Yunho Kim

**Name of the Vulnerable Software and Affected Versions** libexif versions prior to 0.6.21 libexif-devel versions prior to 0.6.21 libexif-0.6.21 (affected versions not specified for specific Linux distributions) **Description** The issue concerns multiple vulnerabilities in the libexif package, which can lead to disruption of confidentiality, integrity, and availability of protected information. Exploitation of these vulnerabilities can be carried out remotely. The exif data load data function in exif-data.c in the EXIF Tag Parsing Library allows remote attackers to cause a denial of service or possibly obtain sensitive information from process memory via crafted EXIF tags in an image. **Recommendations** For versions prior to 0.6.21, update to version 0.6.21 or later to resolve the issue. As a temporary workaround, consider disabling the `exif data load data` function until a patch is available. Restrict access to the vulnerable libexif module to minimize the risk of exploitation. Avoid using crafted EXIF tags in images until the issue is resolved.

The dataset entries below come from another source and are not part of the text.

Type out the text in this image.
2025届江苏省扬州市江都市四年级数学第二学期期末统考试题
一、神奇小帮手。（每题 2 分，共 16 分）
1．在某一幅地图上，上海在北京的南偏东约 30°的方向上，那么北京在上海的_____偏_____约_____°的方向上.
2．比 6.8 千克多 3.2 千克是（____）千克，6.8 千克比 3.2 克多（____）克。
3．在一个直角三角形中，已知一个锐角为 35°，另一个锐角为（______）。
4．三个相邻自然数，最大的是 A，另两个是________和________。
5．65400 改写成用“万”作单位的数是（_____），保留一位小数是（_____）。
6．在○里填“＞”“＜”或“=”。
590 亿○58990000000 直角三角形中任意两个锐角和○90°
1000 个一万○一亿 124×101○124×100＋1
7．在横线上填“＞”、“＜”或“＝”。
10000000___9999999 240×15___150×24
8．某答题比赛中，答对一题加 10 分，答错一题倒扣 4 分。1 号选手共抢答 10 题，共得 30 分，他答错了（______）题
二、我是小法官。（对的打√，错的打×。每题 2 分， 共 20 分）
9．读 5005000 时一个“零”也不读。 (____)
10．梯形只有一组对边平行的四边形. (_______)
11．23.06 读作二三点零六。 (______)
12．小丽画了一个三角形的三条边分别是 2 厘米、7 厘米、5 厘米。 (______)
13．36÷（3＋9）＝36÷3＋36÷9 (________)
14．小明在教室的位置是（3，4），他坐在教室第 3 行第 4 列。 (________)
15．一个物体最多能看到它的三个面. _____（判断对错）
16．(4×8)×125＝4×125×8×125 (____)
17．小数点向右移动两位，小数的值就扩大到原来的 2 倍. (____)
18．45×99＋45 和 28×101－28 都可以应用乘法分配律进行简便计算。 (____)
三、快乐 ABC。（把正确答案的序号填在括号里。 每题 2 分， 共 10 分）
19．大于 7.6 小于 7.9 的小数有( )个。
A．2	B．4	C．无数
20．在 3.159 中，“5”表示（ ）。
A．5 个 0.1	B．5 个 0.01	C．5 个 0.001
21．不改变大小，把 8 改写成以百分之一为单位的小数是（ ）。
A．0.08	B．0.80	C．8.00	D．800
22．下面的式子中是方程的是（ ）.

**Name of the Vulnerable Software and Affected Versions** libexif versions prior to 0.6.21 libexif-0.6.21 libexif-devel versions prior to 0.6.21 libexif-devel-0.6.21 libexif-64bit versions prior to 0.6.21 libexif-32bit versions prior to 0.6.21 libexif-debuginfo-0.6.21 **Description** The issue concerns multiple vulnerabilities in the libexif package, which can lead to a disruption of confidentiality, integrity, and availability of protected information. These vulnerabilities can be exploited remotely. Specifically, the `mnote olympus entry get value` function in the EXIF Tag Parsing Library allows remote attackers to cause a denial of service (divide-by-zero error) via an image with crafted EXIF tags. **Recommendations** For libexif versions prior to 0.6.21, update to version 0.6.21 or later. For libexif-0.6.21, update to a version later than 0.6.21. For libexif-devel versions prior to 0.6.21, update to version 0.6.21 or later. For libexif-devel-0.6.21, update to a version later than 0.6.21. For libexif-64bit versions prior to 0.6.21, update to version 0.6.21 or later. For libexif-32bit versions prior to 0.6.21, update to version 0.6.21 or later. For libexif-debuginfo-0.6.21, update to a version later than 0.6.21. As a temporary workaround, consider disabling the `mnote olympus entry get value` function until a patch is available.